La réforme de 1577

 

 

L’évolution des prix que nous avons caractérisée jusqu’ici ne faisait pas la différence, hors la discussion sur les paradoxes de Malestroit, entre la monnaie de compte et la monnaie de paiement. Avec la montée des prix, on assiste à une dévaluation de la monnaie de paiement qui est illustrée par le montant toujours croissant du nombre de sous auquel était prise la monnaie de change, l’écu d’or ou le teston d’argent, tant au cours légal qu’au cours volontaire ; ce dernier ayant parfois dépassé le cours légal de 10 à 30%.

 

 

 

 

 

 

 

 

 

 

 

Cette montée du cours de l’or témoigne entre autre de l’incapacité des autorités royales à contrôler les cours et à stabiliser la monnaie ? Cette montée des cours de l’or est soutenue par l’afflux de l’argent venant des Amériques, le ratio entre les deux passant de 1 pour 11,4 dans les années 1550, à 1 pour 12,5 en 1570-1572 avant de se stabiliser à 11,5 à partir de 1580.

La réforme de 1577 est un des résultats des états généraux de Blois.

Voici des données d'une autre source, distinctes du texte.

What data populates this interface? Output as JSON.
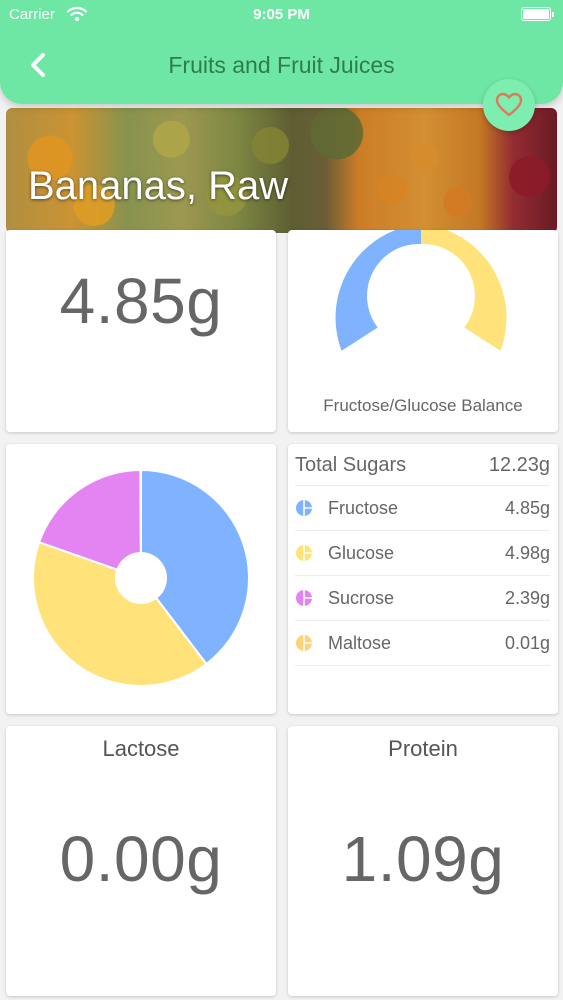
{
  "status_bar": {
    "carrier": "Carrier",
    "time": "9:05 PM"
  },
  "header": {
    "title": "Fruits and Fruit Juices"
  },
  "hero": {
    "title": "Bananas, Raw"
  },
  "fructose_card": {
    "value": "4.85g"
  },
  "balance_card": {
    "caption": "Fructose/Glucose Balance"
  },
  "sugars": {
    "total_label": "Total Sugars",
    "total_value": "12.23g",
    "items": [
      {
        "label": "Fructose",
        "value": "4.85g",
        "color": "#7fb3ff"
      },
      {
        "label": "Glucose",
        "value": "4.98g",
        "color": "#ffe27a"
      },
      {
        "label": "Sucrose",
        "value": "2.39g",
        "color": "#e483f2"
      },
      {
        "label": "Maltose",
        "value": "0.01g",
        "color": "#ffd27a"
      }
    ]
  },
  "lactose_card": {
    "title": "Lactose",
    "value": "0.00g"
  },
  "protein_card": {
    "title": "Protein",
    "value": "1.09g"
  },
  "colors": {
    "header_bg": "#6ee7a4",
    "title_text": "#2e7d4f",
    "favorite_bg": "#7dedb0",
    "heart": "#e0795a",
    "fructose": "#7fb3ff",
    "glucose": "#ffe27a",
    "sucrose": "#e483f2"
  },
  "icons": {
    "back": "chevron-left-icon",
    "favorite": "heart-outline-icon",
    "wifi": "wifi-icon",
    "battery": "battery-icon"
  },
  "chart_data": [
    {
      "type": "pie",
      "categories": [
        "Fructose",
        "Glucose",
        "Sucrose",
        "Maltose"
      ],
      "values": [
        4.85,
        4.98,
        2.39,
        0.01
      ],
      "colors": [
        "#7fb3ff",
        "#ffe27a",
        "#e483f2",
        "#ffd27a"
      ],
      "donut_hole": true
    },
    {
      "type": "pie",
      "categories": [
        "Fructose",
        "Glucose"
      ],
      "values": [
        4.85,
        4.98
      ],
      "colors": [
        "#7fb3ff",
        "#ffe27a"
      ],
      "half_donut": true
    }
  ]
}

Elle peut se résumer à six grands axes :

• (a) la suppression de la livre tournois comme monnaie de compte, remplacée par l’écu dont le cours est ainsi défini de manière fixe à 60 sous, le sou n’étant en théorie plus qu’une division de l’écu ;

• (b) la fixation du cours du teston d’argent comme étant une subdivision de l’écu, et valant 20 sous ;

• (c) par ce biais, la réforme redéfinissait le cours légal des espèces, ainsi que leur hiérarchie et leurs rapports quantitatifs ;

• (d) elle définit le cours légal des espèces étrangères qui sont tolérées en France (une dizaine), et interdit d’usage les autres ;

• (e) elle est complétée par une ordonnance du 14/04/1578 interdisant l’exportation de toute matière d’or ou d’argent ;

• (f) enfin elle limite le caractère libératoire des espèces de billon(1) et des espèces de cuivre ; le billon ne pourra plus être utilisé au maximum que pour payer le tiers du montant d’une transaction.

 

 

 

 

 

 

 

 

 

 

 

 

Teston de Charles IX

Franc de la Ligue, Charles X

Double ecu d'or Henri III

Ecu d'or au soleil de Charles IX

 

Si la réforme a pu, dès sa première année d’application, stabiliser la valeur des moyens de paiement, le contexte social et politique ne permettait pas qu’elle apporte tous ses fruits, et surtout qu’elle participe au renforcement de la souveraineté monétaire du roi. Les guerres ont entraîné un flux important de monnaies étrangères dans le royaume, en particulier via l’Espagne qui a financé la Ligue, et des disparités régionales importantes qui ont influé sur les cours locaux. Des cours locaux, car, même si l’intention avait été de supprimer la monnaie de compte, dans la réalité le sou a remplacé la livre comme unité de compte, et les prix étaient exprimés en sous. Ainsi, d’une subdivision de l’écu, le sou a acquis le statut de valeur de base de l’évolution de l’écu dont le cours recommença à varier localement et suivant la conjoncture.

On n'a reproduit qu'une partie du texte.